Investors in Hong Kong may soon be required to reveal who they are. That's great news for market transparency and may help combat all kinds of misbehavior, from insider trading to flash crashes. It could also prompt an exodus as wealthy people who'd rather not disclose what exactly they are buying find more private quarters.
That means more trading in other exchanges across Asia, with Singapore potentially one of the biggest beneficiaries. As of February, 123 of the 772 companies listed on the Singapore exchange were Chinese, and more could easily go there. It also has one of the most interconnected bourses in the world, allowing easy trading of shares, exchange-traded funds and options from the U.S. to Australia and even, yes, Hong Kong.
If such an exodus does occur, it also may mean that more Chinese companies will seek to sell shares in Singapore. That would be a boon for the exchange, and would mean more work for the Monetary Authority of Singapore, which has been at odds with some China-based corporations over their accounting practices .
Sure, some serious investors will cheer the additional transparency and be more likely to trade in Hong Kong, but that won't reduce the pressure on the Securities and Futures Commission to drop the idea. Brokers, for one, have already started to complain.

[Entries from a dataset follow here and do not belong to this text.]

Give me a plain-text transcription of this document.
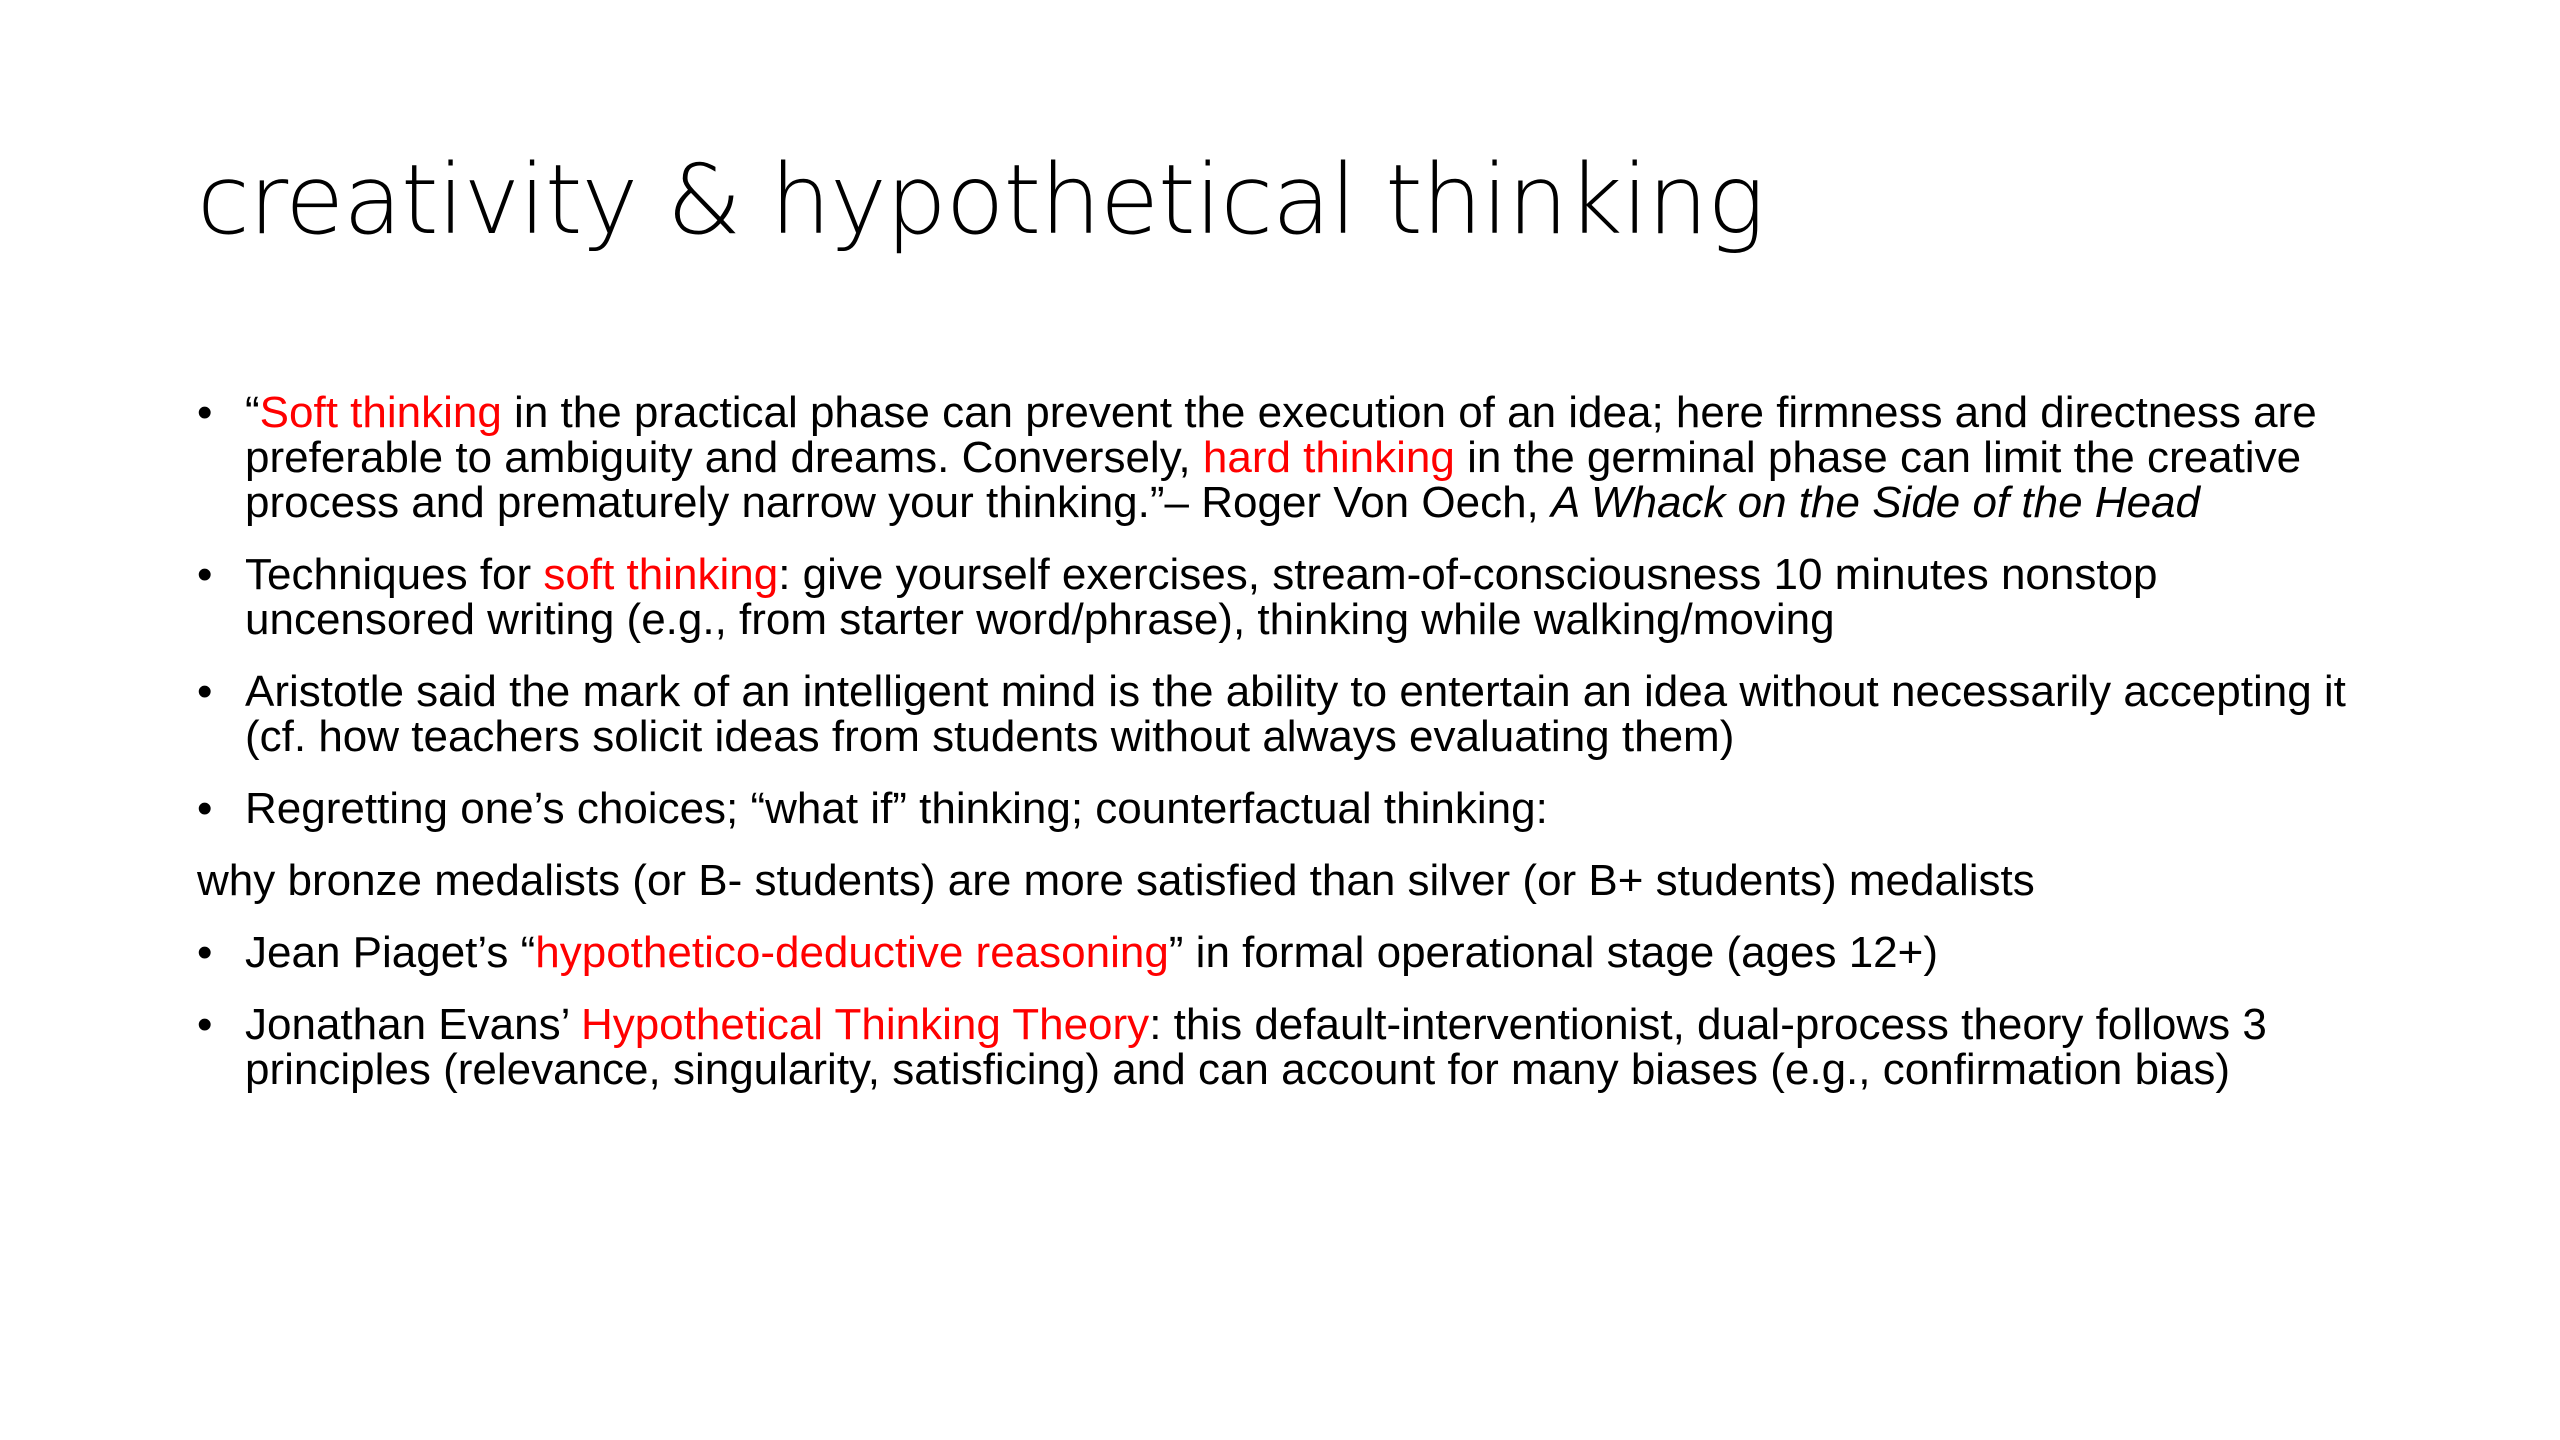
creativity & hypothetical thinking
• “Soft thinking in the practical phase can prevent the execution of an idea; here firmness and directness are preferable to ambiguity and dreams. Conversely, hard thinking in the germinal phase can limit the creative process and prematurely narrow your thinking.”– Roger Von Oech, A Whack on the Side of the Head
• Techniques for soft thinking: give yourself exercises, stream-of-consciousness 10 minutes nonstop uncensored writing (e.g., from starter word/phrase), thinking while walking/moving
• Aristotle said the mark of an intelligent mind is the ability to entertain an idea without necessarily accepting it (cf. how teachers solicit ideas from students without always evaluating them)
• Regretting one’s choices; “what if” thinking; counterfactual thinking:
why bronze medalists (or B- students) are more satisfied than silver (or B+ students) medalists
• Jean Piaget’s “hypothetico-deductive reasoning” in formal operational stage (ages 12+)
• Jonathan Evans’ Hypothetical Thinking Theory: this default-interventionist, dual-process theory follows 3 principles (relevance, singularity, satisficing) and can account for many biases (e.g., confirmation bias)
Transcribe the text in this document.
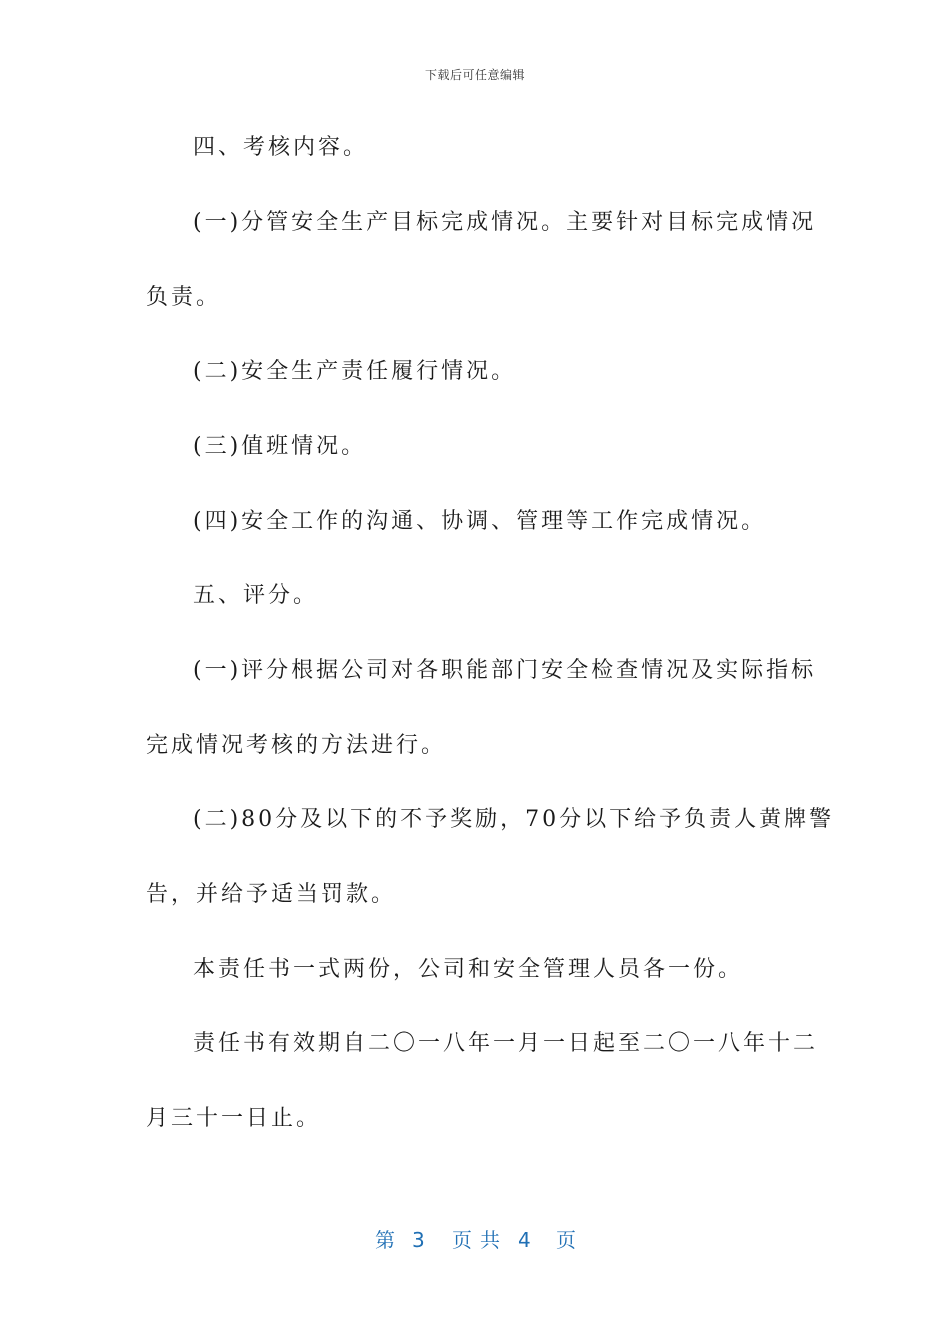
下载后可任意编辑
四、考核内容。
(一)分管安全生产目标完成情况。主要针对目标完成情况
负责。
(二)安全生产责任履行情况。
(三)值班情况。
(四)安全工作的沟通、协调、管理等工作完成情况。
五、评分。
(一)评分根据公司对各职能部门安全检查情况及实际指标
完成情况考核的方法进行。
(二)80分及以下的不予奖励，70分以下给予负责人黄牌警
告，并给予适当罚款。
本责任书一式两份，公司和安全管理人员各一份。
责任书有效期自二〇一八年一月一日起至二〇一八年十二
月三十一日止。
第 3 页共 4 页
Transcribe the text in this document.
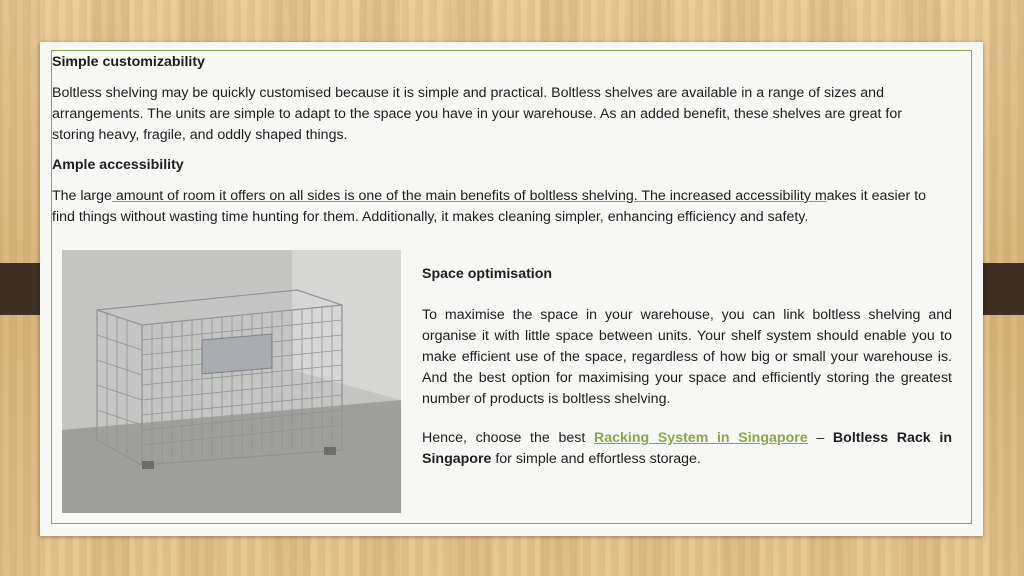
Simple customizability
Boltless shelving may be quickly customised because it is simple and practical. Boltless shelves are available in a range of sizes and arrangements. The units are simple to adapt to the space you have in your warehouse. As an added benefit, these shelves are great for storing heavy, fragile, and oddly shaped things.
Ample accessibility
The large amount of room it offers on all sides is one of the main benefits of boltless shelving. The increased accessibility makes it easier to find things without wasting time hunting for them. Additionally, it makes cleaning simpler, enhancing efficiency and safety.
Space optimisation
To maximise the space in your warehouse, you can link boltless shelving and organise it with little space between units. Your shelf system should enable you to make efficient use of the space, regardless of how big or small your warehouse is. And the best option for maximising your space and efficiently storing the greatest number of products is boltless shelving.
Hence, choose the best Racking System in Singapore – Boltless Rack in Singapore for simple and effortless storage.
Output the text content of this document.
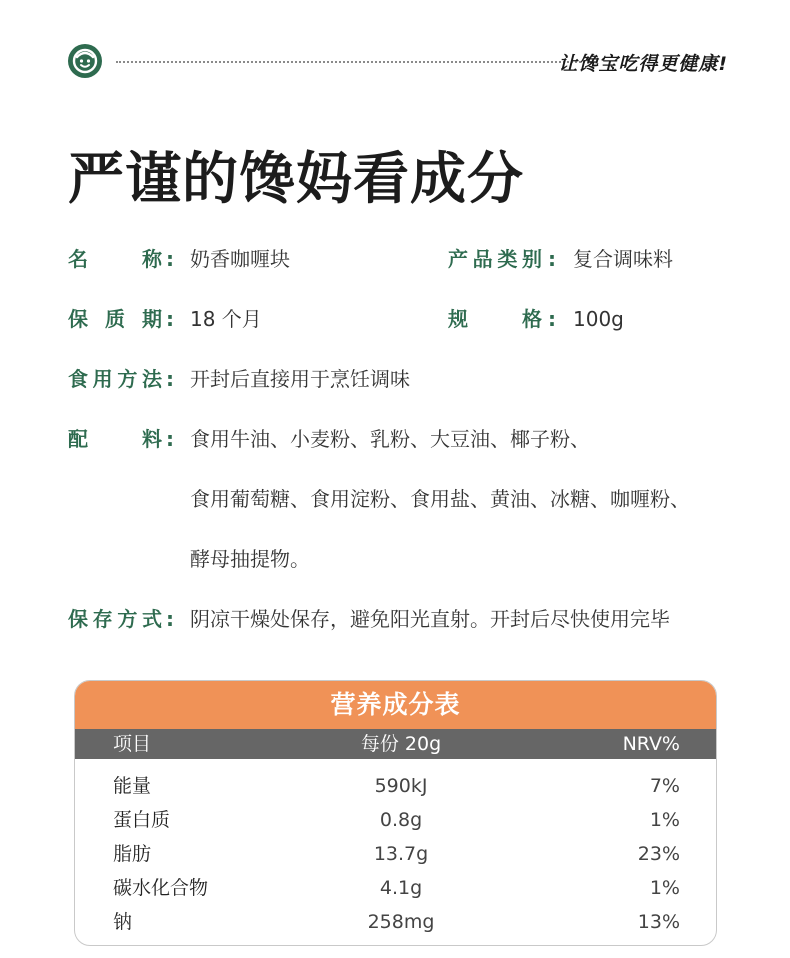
让馋宝吃得更健康!
严谨的馋妈看成分
名	称 : 奶香咖喱块	产 品 类 别 : 复合调味料
保 质 期 : 18 个月	规	格 : 100g
食 用 方 法 : 开封后直接用于烹饪调味
配	料 : 食用牛油、小麦粉、乳粉、大豆油、椰子粉、
食用葡萄糖、食用淀粉、食用盐、黄油、冰糖、咖喱粉、
酵母抽提物。
保 存 方 式 : 阴凉干燥处保存，避免阳光直射。开封后尽快使用完毕
营养成分表
项目	每份 20g	NRV%
能量	590kJ	7%
蛋白质	0.8g	1%
脂肪	13.7g	23%
碳水化合物	4.1g	1%
钠	258mg	13%
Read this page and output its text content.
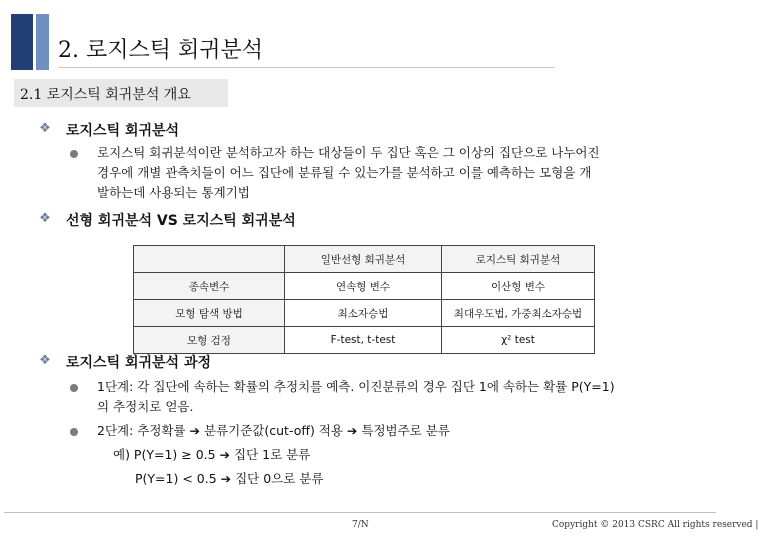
2. 로지스틱 회귀분석
2.1 로지스틱 회귀분석 개요
❖ 로지스틱 회귀분석
로지스틱 회귀분석이란 분석하고자 하는 대상들이 두 집단 혹은 그 이상의 집단으로 나누어진
경우에 개별 관측치들이 어느 집단에 분류될 수 있는가를 분석하고 이를 예측하는 모형을 개
발하는데 사용되는 통계기법
❖ 선형 회귀분석 VS 로지스틱 회귀분석
	일반선형 회귀분석	로지스틱 회귀분석
종속변수	연속형 변수	이산형 변수
모형 탐색 방법	최소자승법	최대우도법, 가중최소자승법
모형 검정	F-test, t-test	χ² test
❖ 로지스틱 회귀분석 과정
1단계: 각 집단에 속하는 확률의 추정치를 예측. 이진분류의 경우 집단 1에 속하는 확률 P(Y=1)
의 추정치로 얻음.
2단계: 추정확률 ➔ 분류기준값(cut-off) 적용 ➔ 특정범주로 분류
예) P(Y=1) ≥ 0.5 ➔ 집단 1로 분류
P(Y=1) < 0.5 ➔ 집단 0으로 분류
7/N	Copyright © 2013 CSRC All rights reserved |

It's hard to say the move is a bad thing. There's a wide body of academic research showing that increased transparency tends to reduce transaction costs for investors. It also, over time, increases liquidity -- two hugely positive aspects. The caveat is that these studies focused on the disclosure simply of prices at which securities were traded. Revealing client identity, even if only to the regulator, is somewhat uncharted territory.
Hong Kong is not breaking new ground. China, South Korea and Malaysia already use some form of investor identification -- though that didn't stop the Shanghai market from crashing last year. One of the arguments in favor is the fact that many clients in Hong Kong already have to disclose their identities in the mainland. The trouble will be those who don't want to be identified, especially in China.
Safety from the prying eyes of government has long made Hong Kong's asset markets an attractive haven for mainland investors. This measure will diminish that appeal. That's not to say that anything illegal is happening. Wealthy people everywhere like to guard their privacy, and Hong Kong regulators investigating wrongdoing can always obtain client identities from brokers .
Hong Kong needs to look past the immediate impact and focus on the long-term advantages of improved transparency and market quality. Any flight of funds is unlikely to be permanent. If the territory does implement the change and benefits start to become clear, investors can expect to be required to show themselves wherever they trade.
This column does not necessarily reflect the opinion of Bloomberg LP and its owners.